Hey ya'll. First, I want to apologize for not getting a picture of the patriotic bedazzled Crocs. Ma took the Hee-Haw County Weekly and fled to her bedroom with it right after I got home. Gawd forbid someone's meth lab get raided and she not be the first to know about it. Just imagine red and blue Crocs with little flag shaped button thingies glued all over them.
Speaking of Ma, she was full of piss and vinegar last night, positively giddy with gossip from her former inlaws. Apparently my dear old dad's much younger wife, whom he left Ma for 29 years ago and I had the pleasure *cough* of meeting at Mamaw's funeral, done went and divorced his skanky hind end and took everything he owned.
What comes around...
I laughed too until it dawned on me that his losing everything in the divorce had probably just erased any sliver of a chance I'd ever had of getting any inheritance.
Okay, there wasn't much of a chance, but there was a tiny one, guilt money if nothing else.
Now I worry that he'll decide to move back here, but I'll deal with that when and if the time comes.

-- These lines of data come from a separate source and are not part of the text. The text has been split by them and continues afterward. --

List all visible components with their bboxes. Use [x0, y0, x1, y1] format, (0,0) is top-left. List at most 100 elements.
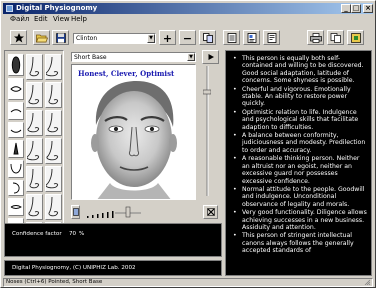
- characteristics-panel: This person is equally both self-contain…: [225, 50, 372, 276]
- confidence-value: 70: [69, 231, 77, 237]
- feature-category-eyebrow[interactable]: [8, 102, 24, 120]
- help-book-button[interactable]: [263, 30, 280, 45]
- nose-variant-4[interactable]: [26, 138, 43, 164]
- resize-grip-icon[interactable]: [364, 279, 371, 285]
- printer-icon: [309, 32, 322, 43]
- add-button[interactable]: +: [159, 30, 176, 45]
- copy-button[interactable]: [327, 30, 344, 45]
- book-icon: [267, 32, 276, 43]
- play-icon: [208, 54, 214, 60]
- app-icon: [6, 5, 13, 12]
- save-button[interactable]: [52, 30, 69, 45]
- chin-icon: [10, 163, 22, 174]
- nose-icon: [28, 196, 40, 217]
- compare-faces-icon: [202, 32, 213, 43]
- nose-icon: [29, 168, 40, 189]
- compare-button[interactable]: [199, 30, 216, 45]
- feature-category-nose[interactable]: [8, 140, 24, 158]
- nose-icon: [48, 196, 59, 217]
- confidence-box: Confidence factor 70 %: [4, 223, 222, 257]
- composite-face-image: [91, 81, 177, 199]
- menu-view[interactable]: View: [53, 14, 70, 24]
- report-icon: [247, 32, 256, 43]
- menu-edit[interactable]: Edit: [34, 14, 48, 24]
- star-icon: [13, 32, 24, 42]
- chevron-down-icon[interactable]: ▼: [187, 53, 195, 61]
- feature-category-eye[interactable]: [8, 78, 24, 100]
- copyright-box: Digital Physiognomy, (C) UNIPHIZ Lab. 20…: [4, 260, 222, 276]
- nose-variant-8[interactable]: [45, 54, 62, 80]
- nose-icon: [26, 140, 40, 161]
- characteristic-item: Optimistic relation to life. Indulgence …: [233, 109, 368, 131]
- maximize-button[interactable]: □: [351, 4, 361, 13]
- person-combo[interactable]: Clinton ▼: [73, 33, 156, 44]
- zoom-toggle-button[interactable]: [71, 205, 80, 219]
- copy-icon: [330, 32, 341, 43]
- ear-icon: [12, 182, 20, 194]
- size-slider-thumb: [125, 206, 131, 218]
- face-shape-icon: [11, 56, 21, 74]
- nose-variant-6[interactable]: [26, 194, 43, 220]
- face-canvas[interactable]: Honest, Clever, Optimist: [71, 64, 196, 200]
- remove-button[interactable]: −: [179, 30, 196, 45]
- nose-variant-12[interactable]: [45, 166, 62, 192]
- feature-category-mouth[interactable]: [8, 122, 24, 138]
- nose-icon: [48, 84, 59, 105]
- menu-bar: Файл Edit View Help: [3, 14, 373, 24]
- menu-file[interactable]: Файл: [10, 14, 29, 24]
- size-slider[interactable]: [85, 206, 143, 219]
- eyebrow-icon: [10, 109, 22, 113]
- status-text: Noses (Ctrl+6) Pointed, Short Base: [6, 279, 103, 285]
- minimize-button[interactable]: _: [341, 4, 351, 13]
- nose-icon: [28, 84, 40, 105]
- characteristic-item: Very good functionality. Diligence allow…: [233, 209, 368, 231]
- base-combo-value: Short Base: [74, 54, 107, 61]
- window-title: Digital Physiognomy: [16, 4, 98, 12]
- feature-category-face-shape[interactable]: [8, 54, 24, 76]
- favorite-button[interactable]: [10, 30, 27, 45]
- folder-open-icon: [35, 34, 48, 42]
- floppy-disk-icon: [55, 32, 66, 43]
- characteristic-item: This person is equally both self-contain…: [233, 55, 368, 85]
- nose-icon: [13, 142, 19, 155]
- characteristic-item: Normal attitude to the people. Goodwill …: [233, 186, 368, 208]
- document-list-icon: [227, 32, 236, 43]
- options-icon: [350, 32, 361, 43]
- eye-icon: [10, 86, 22, 92]
- mouth-icon: [10, 129, 22, 133]
- report-button[interactable]: [243, 30, 260, 45]
- chevron-down-icon[interactable]: ▼: [147, 34, 155, 43]
- feature-category-ear[interactable]: [8, 180, 24, 196]
- nose-variant-9[interactable]: [45, 82, 62, 108]
- nose-variant-10[interactable]: [45, 110, 62, 136]
- feature-category-lip[interactable]: [8, 198, 24, 216]
- play-button[interactable]: [202, 50, 219, 64]
- minus-icon: −: [182, 32, 193, 45]
- person-combo-value: Clinton: [76, 35, 98, 42]
- feature-category-chin[interactable]: [8, 160, 24, 178]
- nose-variant-11[interactable]: [45, 138, 62, 164]
- confidence-unit: %: [79, 231, 85, 237]
- nose-variant-3[interactable]: [26, 110, 43, 136]
- characteristic-item: A balance between conformity, judiciousn…: [233, 132, 368, 154]
- close-icon: [206, 208, 215, 216]
- reset-button[interactable]: [203, 205, 218, 219]
- lip-icon: [10, 205, 22, 209]
- options-button[interactable]: [347, 30, 364, 45]
- menu-help[interactable]: Help: [71, 14, 87, 24]
- nose-variant-5[interactable]: [26, 166, 43, 192]
- characteristic-item: A reasonable thinking person. Neither an…: [233, 155, 368, 185]
- nose-icon: [47, 112, 59, 133]
- nose-variant-2[interactable]: [26, 82, 43, 108]
- title-bar[interactable]: Digital Physiognomy _ □ ×: [3, 3, 373, 14]
- vertical-slider[interactable]: [202, 66, 212, 196]
- nose-variant-1[interactable]: [26, 54, 43, 80]
- open-button[interactable]: [33, 30, 50, 45]
- close-button[interactable]: ×: [363, 4, 373, 13]
- describe-button[interactable]: [223, 30, 240, 45]
- zoom-icon: [72, 208, 79, 216]
- characteristic-item: Cheerful and vigorous. Emotionally stabl…: [233, 86, 368, 108]
- print-button[interactable]: [307, 30, 324, 45]
- nose-variant-13[interactable]: [45, 194, 62, 220]
- base-combo[interactable]: Short Base ▼: [71, 52, 196, 62]
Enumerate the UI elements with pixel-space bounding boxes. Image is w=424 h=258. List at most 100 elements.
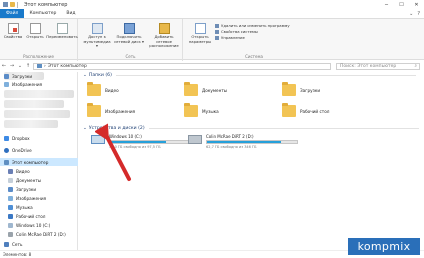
chevron-down-icon: ⌄ <box>83 126 87 131</box>
sidebar-item-this-pc[interactable]: Этот компьютер <box>0 158 78 166</box>
tab-file[interactable]: Файл <box>0 9 25 18</box>
drive-usage-bar <box>206 140 298 144</box>
folders-header[interactable]: ⌄ Папки (6) <box>83 73 416 78</box>
folder-downloads[interactable]: Загрузки <box>282 82 320 96</box>
system-links: Удалить или изменить программу Свойства … <box>215 23 290 41</box>
location-group: Свойства Открыть Переименовать Расположе… <box>0 19 78 61</box>
search-icon: ⌕ <box>414 64 417 69</box>
rename-icon <box>56 23 68 34</box>
properties-button[interactable]: Свойства <box>3 23 23 40</box>
download-icon <box>4 73 9 79</box>
maximize-button[interactable]: ☐ <box>394 0 409 9</box>
window-title: Этот компьютер <box>24 1 68 8</box>
computer-icon <box>4 159 9 165</box>
sidebar-item-network[interactable]: Сеть <box>4 240 22 248</box>
sidebar-item-desktop[interactable]: Рабочий стол <box>8 212 45 220</box>
folder-video[interactable]: Видео <box>87 82 119 96</box>
chevron-right-icon: › <box>44 63 46 69</box>
sidebar-item-pictures[interactable]: Изображения <box>4 80 42 88</box>
ribbon: Свойства Открыть Переименовать Расположе… <box>0 18 424 61</box>
chevron-down-icon: ⌄ <box>83 73 87 78</box>
tab-view[interactable]: Вид <box>61 9 80 18</box>
chevron-down-icon[interactable]: ⌄ <box>409 11 413 17</box>
drive-icon <box>8 231 13 237</box>
folder-documents[interactable]: Документы <box>184 82 227 96</box>
network-icon <box>4 241 9 247</box>
documents-icon <box>8 177 13 183</box>
sidebar-item-documents[interactable]: Документы <box>8 176 41 184</box>
address-path[interactable]: › Этот компьютер <box>33 62 331 70</box>
quick-access-toolbar <box>3 1 18 8</box>
tab-computer[interactable]: Компьютер <box>24 9 61 18</box>
download-icon <box>8 186 13 192</box>
back-arrow-icon[interactable]: ← <box>0 63 8 69</box>
desktop-icon <box>8 213 13 219</box>
network-group: Доступ к мультимедиа ▾ Подключить сетево… <box>79 19 183 61</box>
pictures-icon <box>8 195 13 201</box>
header-divider <box>115 75 416 76</box>
folder-pictures[interactable]: Изображения <box>87 103 135 117</box>
chevron-down-icon[interactable]: ⌄ <box>16 63 24 69</box>
red-arrow-annotation <box>95 123 131 181</box>
folder-desktop[interactable]: Рабочий стол <box>282 103 329 117</box>
downloads-folder-icon <box>282 82 296 96</box>
sidebar-item-onedrive[interactable]: OneDrive <box>4 146 32 154</box>
sidebar-item-downloads[interactable]: Загрузки <box>4 72 32 80</box>
dropbox-icon <box>4 135 9 141</box>
programs-icon <box>215 24 219 28</box>
pictures-icon <box>4 81 9 87</box>
blurred-item <box>4 120 58 128</box>
drive-d[interactable]: Colin McRae DiRT 2 (D:) 62,7 ГБ свободно… <box>188 134 298 150</box>
drive-usage-fill <box>207 141 281 143</box>
explorer-window: Этот компьютер ─ ☐ ✕ Файл Компьютер Вид … <box>0 0 424 258</box>
media-icon <box>91 23 103 34</box>
window-controls: ─ ☐ ✕ <box>379 0 424 9</box>
help-icon[interactable]: ? <box>417 11 420 17</box>
music-icon <box>8 204 13 210</box>
blurred-item <box>4 110 70 118</box>
close-button[interactable]: ✕ <box>409 0 424 9</box>
sidebar-item-music[interactable]: Музыка <box>8 203 33 211</box>
forward-arrow-icon[interactable]: → <box>8 63 16 69</box>
sidebar-item-drive-c[interactable]: Windows 10 (C:) <box>8 221 50 229</box>
group-label: Сеть <box>125 54 136 59</box>
network-drive-icon <box>123 23 135 34</box>
manage-icon <box>215 36 219 40</box>
rename-button[interactable]: Переименовать <box>46 23 78 40</box>
group-label: Расположение <box>23 54 54 59</box>
desktop-folder-icon <box>282 103 296 117</box>
sidebar-item-dropbox[interactable]: Dropbox <box>4 134 30 142</box>
group-label: Система <box>245 54 263 59</box>
media-access-button[interactable]: Доступ к мультимедиа ▾ <box>82 23 112 49</box>
cloud-icon <box>4 147 9 153</box>
sidebar-item-drive-d[interactable]: Colin McRae DiRT 2 (D:) <box>8 230 66 238</box>
up-arrow-icon[interactable]: ↑ <box>24 63 32 69</box>
computer-icon <box>37 64 42 68</box>
folder-music[interactable]: Музыка <box>184 103 219 117</box>
sidebar-item-downloads-2[interactable]: Загрузки <box>8 185 36 193</box>
toolbar-divider <box>17 1 18 8</box>
search-input[interactable]: Поиск: Этот компьютер ⌕ <box>336 62 420 70</box>
blurred-item <box>4 100 64 108</box>
system-icon <box>215 30 219 34</box>
minimize-button[interactable]: ─ <box>379 0 394 9</box>
properties-icon <box>7 23 19 34</box>
manage-link[interactable]: Управление <box>215 35 290 41</box>
arrow-head <box>95 123 109 142</box>
add-network-location-button[interactable]: Добавить сетевое расположение <box>146 23 182 49</box>
map-network-drive-button[interactable]: Подключить сетевой диск ▾ <box>114 23 144 44</box>
pictures-folder-icon <box>87 103 101 117</box>
watermark-logo: kompmix <box>348 238 420 255</box>
sidebar-item-pictures-2[interactable]: Изображения <box>8 194 46 202</box>
open-settings-button[interactable]: Открыть параметры <box>187 23 213 44</box>
sidebar-item-video[interactable]: Видео <box>8 167 30 175</box>
blurred-item <box>4 90 74 98</box>
open-button[interactable]: Открыть <box>25 23 45 40</box>
open-icon <box>29 23 41 34</box>
documents-folder-icon <box>184 82 198 96</box>
title-bar: Этот компьютер ─ ☐ ✕ <box>0 0 424 9</box>
disc-drive-icon <box>188 135 202 144</box>
folder-icon[interactable] <box>10 2 15 7</box>
properties-icon[interactable] <box>3 2 8 7</box>
ribbon-controls: ⌄ ? <box>409 11 420 17</box>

Anywho, that wasn't the only thing that had Ma all wound up last night. Apparently she and Aunt Moses got their hands on a can of Fix-a-Flat and between the two of them, managed to get the hippy van mobile again. They took off on a madcap tour of Frog Pond Holler (at a whopping 20mph, I'm sure) only to end up running out of gas (nearly) in front of the Grab n' Go (and go and go) within sight of the house. They were able to get it cranked long enough to limp and lurch to the fillin' station, where they pooled their quarters to get enough gas to make it back home.
Have mercy.
Here at the Asylum, things are getting a little touchy. I predict another major meltdown within a couple of weeks. Bubbles keeps trying to instigate, I keep sitting at my desk muttering "I will not engage.. must not engage." There's a part of me that wants jump up from here and bitch slap her ignant hiney clear down to the river, but I refuse to react. I just smile and say, "Bless your heart."

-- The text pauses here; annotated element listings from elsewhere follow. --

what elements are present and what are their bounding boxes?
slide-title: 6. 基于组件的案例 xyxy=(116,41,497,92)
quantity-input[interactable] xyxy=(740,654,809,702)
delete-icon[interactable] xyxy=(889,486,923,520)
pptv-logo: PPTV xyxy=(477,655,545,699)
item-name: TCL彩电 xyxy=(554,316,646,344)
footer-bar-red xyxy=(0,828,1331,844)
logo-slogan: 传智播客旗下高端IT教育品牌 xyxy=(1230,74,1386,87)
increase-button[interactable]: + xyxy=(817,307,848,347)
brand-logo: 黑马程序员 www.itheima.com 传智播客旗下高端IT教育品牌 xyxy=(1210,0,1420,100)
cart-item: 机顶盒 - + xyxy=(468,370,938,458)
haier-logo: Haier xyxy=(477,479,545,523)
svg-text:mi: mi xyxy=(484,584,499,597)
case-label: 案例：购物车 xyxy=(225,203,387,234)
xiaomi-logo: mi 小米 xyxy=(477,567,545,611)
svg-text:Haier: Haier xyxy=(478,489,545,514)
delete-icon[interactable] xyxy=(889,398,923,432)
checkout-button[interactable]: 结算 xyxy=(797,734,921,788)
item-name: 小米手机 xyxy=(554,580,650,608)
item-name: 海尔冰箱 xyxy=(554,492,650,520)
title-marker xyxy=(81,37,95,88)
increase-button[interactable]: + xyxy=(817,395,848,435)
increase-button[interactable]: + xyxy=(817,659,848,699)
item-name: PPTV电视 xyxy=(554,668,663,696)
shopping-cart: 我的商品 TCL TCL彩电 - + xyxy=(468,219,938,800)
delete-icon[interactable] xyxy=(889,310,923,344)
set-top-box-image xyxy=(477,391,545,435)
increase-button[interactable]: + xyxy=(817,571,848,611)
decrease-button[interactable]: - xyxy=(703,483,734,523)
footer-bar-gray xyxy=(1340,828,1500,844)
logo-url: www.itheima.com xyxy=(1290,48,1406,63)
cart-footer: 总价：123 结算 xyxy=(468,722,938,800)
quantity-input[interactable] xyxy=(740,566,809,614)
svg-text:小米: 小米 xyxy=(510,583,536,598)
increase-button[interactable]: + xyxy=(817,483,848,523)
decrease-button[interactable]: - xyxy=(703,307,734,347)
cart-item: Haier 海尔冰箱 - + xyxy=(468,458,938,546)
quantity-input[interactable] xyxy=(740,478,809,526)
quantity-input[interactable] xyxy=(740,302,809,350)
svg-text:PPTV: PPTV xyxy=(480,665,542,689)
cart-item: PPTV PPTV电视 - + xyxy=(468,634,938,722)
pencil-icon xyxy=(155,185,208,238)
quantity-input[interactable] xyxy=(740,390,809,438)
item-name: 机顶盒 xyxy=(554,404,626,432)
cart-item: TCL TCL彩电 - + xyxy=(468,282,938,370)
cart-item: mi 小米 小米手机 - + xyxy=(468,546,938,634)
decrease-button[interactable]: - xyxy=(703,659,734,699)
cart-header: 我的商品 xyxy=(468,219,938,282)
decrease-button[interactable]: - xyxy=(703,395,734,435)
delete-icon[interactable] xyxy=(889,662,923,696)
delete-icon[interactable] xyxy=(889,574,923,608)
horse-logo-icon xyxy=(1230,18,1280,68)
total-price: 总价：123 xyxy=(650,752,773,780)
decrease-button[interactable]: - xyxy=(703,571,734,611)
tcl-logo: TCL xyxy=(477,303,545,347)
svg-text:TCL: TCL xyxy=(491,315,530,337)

Thelma and Louise are absolutely beside themselves because they've been assigned the lowly task of bagging up bolt kits. Management rolled the bolt cart in to their office, saying they seemed to have plenty of time to sit and yack, they may as well be productive while they do it.
Somehow this is mine and Lulu's fault. For reasons unknown, we've become extremely unpopular since it happened.

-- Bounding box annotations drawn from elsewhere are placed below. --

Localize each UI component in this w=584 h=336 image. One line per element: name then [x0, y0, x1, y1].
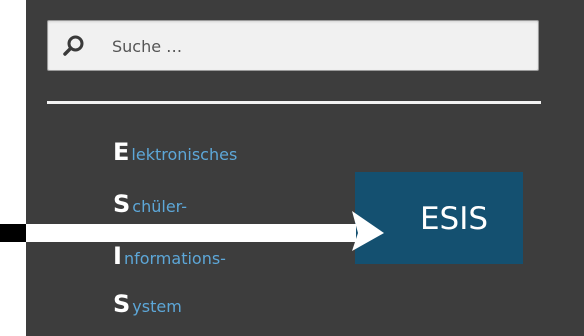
search-input[interactable] [112, 31, 512, 61]
acronym-letter: S [113, 290, 131, 318]
search-box[interactable] [47, 20, 539, 71]
acronym-word-link[interactable]: nformations- [124, 251, 226, 267]
acronym-word-link[interactable]: ystem [132, 299, 182, 315]
search-icon[interactable] [62, 34, 86, 58]
acronym-line-s2: System [113, 292, 182, 316]
acronym-word-link[interactable]: lektronisches [131, 147, 237, 163]
acronym-line-e: Elektronisches [113, 140, 237, 164]
esis-badge-label: ESIS [419, 201, 489, 237]
arrow-head [352, 211, 384, 251]
arrow-right-icon [0, 211, 384, 251]
arrow-tail-marker [0, 224, 26, 242]
divider [47, 101, 541, 104]
acronym-letter: E [113, 138, 130, 166]
arrow-shaft [26, 224, 356, 242]
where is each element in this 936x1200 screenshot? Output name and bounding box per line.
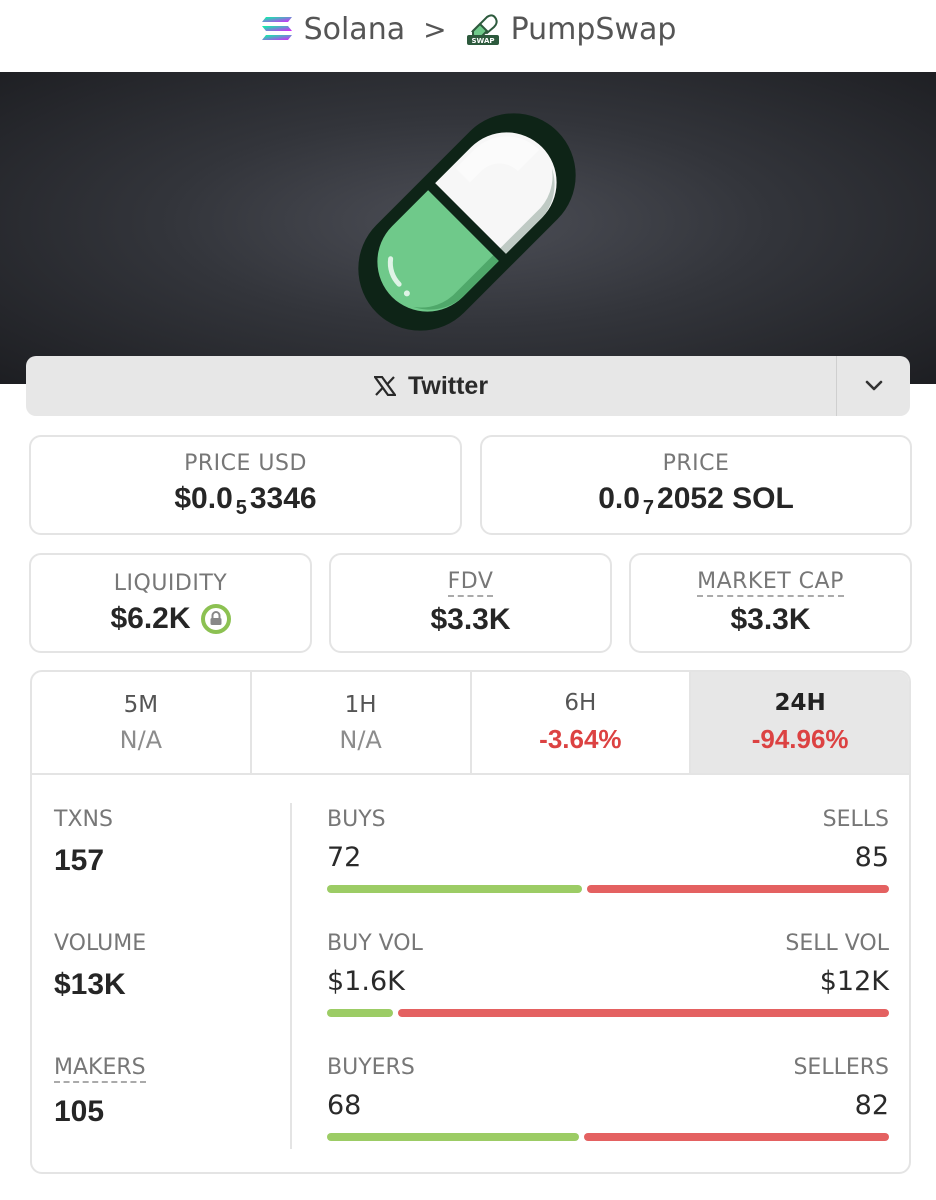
volume-value: $13K bbox=[54, 968, 126, 1001]
makers-stat: MAKERS 105 bbox=[54, 1055, 146, 1129]
solana-icon bbox=[261, 17, 292, 40]
buys-value: 72 bbox=[327, 842, 362, 873]
volume-stat: VOLUME $13K bbox=[54, 931, 146, 1002]
timeframe-tabs: 5M N/A 1H N/A 6H -3.64% 24H -94.96% bbox=[32, 672, 909, 775]
makers-label[interactable]: MAKERS bbox=[54, 1055, 146, 1083]
market-cap-card: MARKET CAP $3.3K bbox=[629, 553, 912, 653]
tab-change: -94.96% bbox=[751, 724, 849, 754]
makers-value: 105 bbox=[54, 1095, 105, 1128]
buyers-sellers-row: BUYERS SELLERS 68 82 bbox=[327, 1055, 889, 1141]
sellers-value: 82 bbox=[854, 1090, 889, 1121]
breadcrumb: Solana > SWAP PumpSwap bbox=[0, 0, 936, 58]
buy-vol-label: BUY VOL bbox=[327, 931, 423, 956]
buys-sells-row: BUYS SELLS 72 85 bbox=[327, 807, 889, 893]
dex-name: PumpSwap bbox=[510, 11, 677, 47]
txns-value: 157 bbox=[54, 844, 105, 877]
stats-panel: 5M N/A 1H N/A 6H -3.64% 24H -94.96% TXNS… bbox=[30, 670, 911, 1174]
price-usd-label: PRICE USD bbox=[184, 450, 307, 476]
tab-5m[interactable]: 5M N/A bbox=[32, 672, 252, 773]
price-usd-value: $0.0 5 3346 bbox=[174, 481, 317, 519]
twitter-label: Twitter bbox=[407, 371, 489, 400]
pill-logo bbox=[358, 113, 576, 331]
tab-label: 6H bbox=[564, 690, 597, 716]
volume-label: VOLUME bbox=[54, 931, 147, 956]
tab-1h[interactable]: 1H N/A bbox=[252, 672, 472, 773]
sell-vol-value: $12K bbox=[819, 966, 889, 997]
tab-label: 1H bbox=[344, 691, 377, 718]
price-sol-label: PRICE bbox=[662, 450, 730, 476]
metrics-area: TXNS 157 VOLUME $13K MAKERS 105 BUYS SEL… bbox=[32, 775, 909, 1172]
twitter-link[interactable]: Twitter bbox=[26, 356, 836, 416]
volume-split-row: BUY VOL SELL VOL $1.6K $12K bbox=[327, 931, 889, 1017]
tab-change: N/A bbox=[119, 725, 163, 754]
breadcrumb-separator: > bbox=[423, 12, 447, 46]
fdv-card: FDV $3.3K bbox=[329, 553, 612, 653]
tab-change: N/A bbox=[339, 725, 382, 754]
social-bar: Twitter bbox=[26, 356, 910, 416]
tab-label: 24H bbox=[774, 690, 826, 716]
tab-change: -3.64% bbox=[539, 724, 622, 754]
liquidity-value: $6.2K bbox=[110, 601, 191, 635]
sell-bar-segment bbox=[397, 1009, 889, 1017]
pumpswap-icon: SWAP bbox=[466, 14, 499, 45]
tab-6h[interactable]: 6H -3.64% bbox=[472, 672, 692, 773]
swap-badge-text: SWAP bbox=[471, 37, 494, 45]
txns-stat: TXNS 157 bbox=[54, 807, 113, 878]
sell-bar-segment bbox=[587, 885, 889, 893]
breadcrumb-chain[interactable]: Solana bbox=[260, 11, 406, 47]
sell-vol-label: SELL VOL bbox=[785, 931, 889, 956]
liquidity-card: LIQUIDITY $6.2K bbox=[29, 553, 312, 653]
buys-sells-bar bbox=[327, 885, 889, 893]
chevron-down-icon bbox=[865, 380, 882, 391]
buy-vol-value: $1.6K bbox=[327, 966, 405, 997]
buyers-label: BUYERS bbox=[327, 1055, 415, 1080]
sell-bar-segment bbox=[584, 1133, 889, 1141]
lock-icon[interactable] bbox=[200, 603, 231, 634]
sellers-label: SELLERS bbox=[793, 1055, 889, 1080]
buyers-sellers-bar bbox=[327, 1133, 889, 1141]
fdv-label[interactable]: FDV bbox=[447, 569, 494, 597]
fdv-value: $3.3K bbox=[430, 603, 511, 636]
buy-bar-segment bbox=[327, 1009, 393, 1017]
tab-label: 5M bbox=[123, 691, 159, 718]
breadcrumb-dex[interactable]: SWAP PumpSwap bbox=[465, 11, 677, 47]
buys-label: BUYS bbox=[327, 807, 386, 832]
token-banner bbox=[0, 72, 936, 384]
volume-split-bar bbox=[327, 1009, 889, 1017]
txns-label: TXNS bbox=[54, 807, 113, 832]
metrics-divider bbox=[290, 803, 292, 1149]
price-usd-card: PRICE USD $0.0 5 3346 bbox=[29, 435, 462, 535]
buyers-value: 68 bbox=[327, 1090, 362, 1121]
sells-label: SELLS bbox=[822, 807, 889, 832]
sells-value: 85 bbox=[854, 842, 889, 873]
buy-bar-segment bbox=[327, 1133, 580, 1141]
zero-count: 5 bbox=[235, 496, 247, 519]
tab-24h[interactable]: 24H -94.96% bbox=[691, 672, 909, 773]
price-sol-value: 0.0 7 2052 SOL bbox=[598, 481, 794, 519]
liquidity-label: LIQUIDITY bbox=[113, 570, 228, 596]
market-cap-label[interactable]: MARKET CAP bbox=[697, 569, 844, 597]
chain-name: Solana bbox=[303, 11, 406, 47]
socials-dropdown-toggle[interactable] bbox=[836, 356, 910, 416]
price-sol-card: PRICE 0.0 7 2052 SOL bbox=[480, 435, 912, 535]
x-logo-icon bbox=[373, 376, 396, 396]
buy-bar-segment bbox=[327, 885, 583, 893]
zero-count: 7 bbox=[642, 496, 655, 519]
market-cap-value: $3.3K bbox=[730, 603, 811, 636]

Ah well, at least it's exciting around here.
8 comments:
Yeah, you actually WORK and it makes the others look bad....Sheesh..shame on you! LOL!!!
As for your mom...well...what can I say. Two year olds, teenagers and old folk are all the same in some ways! Personally, I can't wait to be 80 and be the crazy cat lady or whatever. I'll say and do as I please and people will roll their eyes and say, "Oh well, she's OLD you know!"
Oh Ma and Aunt Moses! Bless their hearts!!
the two of them have spunk don't they?
and as Mr. Grant told Mary - "I hate spunk"
You have your hands full ... have mercy indeed.
Don't 'cha just love it when the "what goes around, comes around" things happen though? My ex has been married three times, since we divorced 28 years ago and now, apparently he is considering marriage to wife #5. When he called on Christmas Day to tell the kids this news, I asked him what possessed him to give this another shot or if he'd perchance gone completely whacko again! I don't think he appreciated my somewhat negative view.
A question ... have you ever been tempted to give Bubbles a link to this blog?
Don't you think she'd be absolutely mortified to discover that not only do you describe every delicious boneheaded thing she says and does but that we ALL think she's a complete moron that needs a good slapping?
I'm not sure I could withstand the temptation if it were me!
Hmm, on second thought she's so nutty she'd probably take it as a compliment. Nevermind.
I hate to be piggy and double comment but honeysuckle rose got me to thinking ...
what if, in a parallel universe, Bubbles has a blog of her own!?
There are times when nothing beats an ex for entertainment value.
Then there are our aging parents. At least she didn't call to have you come bail her out.
DG
You can always say, "aren't you just precious?" as an alternate to "bless your heart". Cuz you know it means the same thing (die, bitch, die!)
How DO you get away with writing all this - nobody at work knows? Or wouldn't Bubbles and Thelma know how to use the interwebs?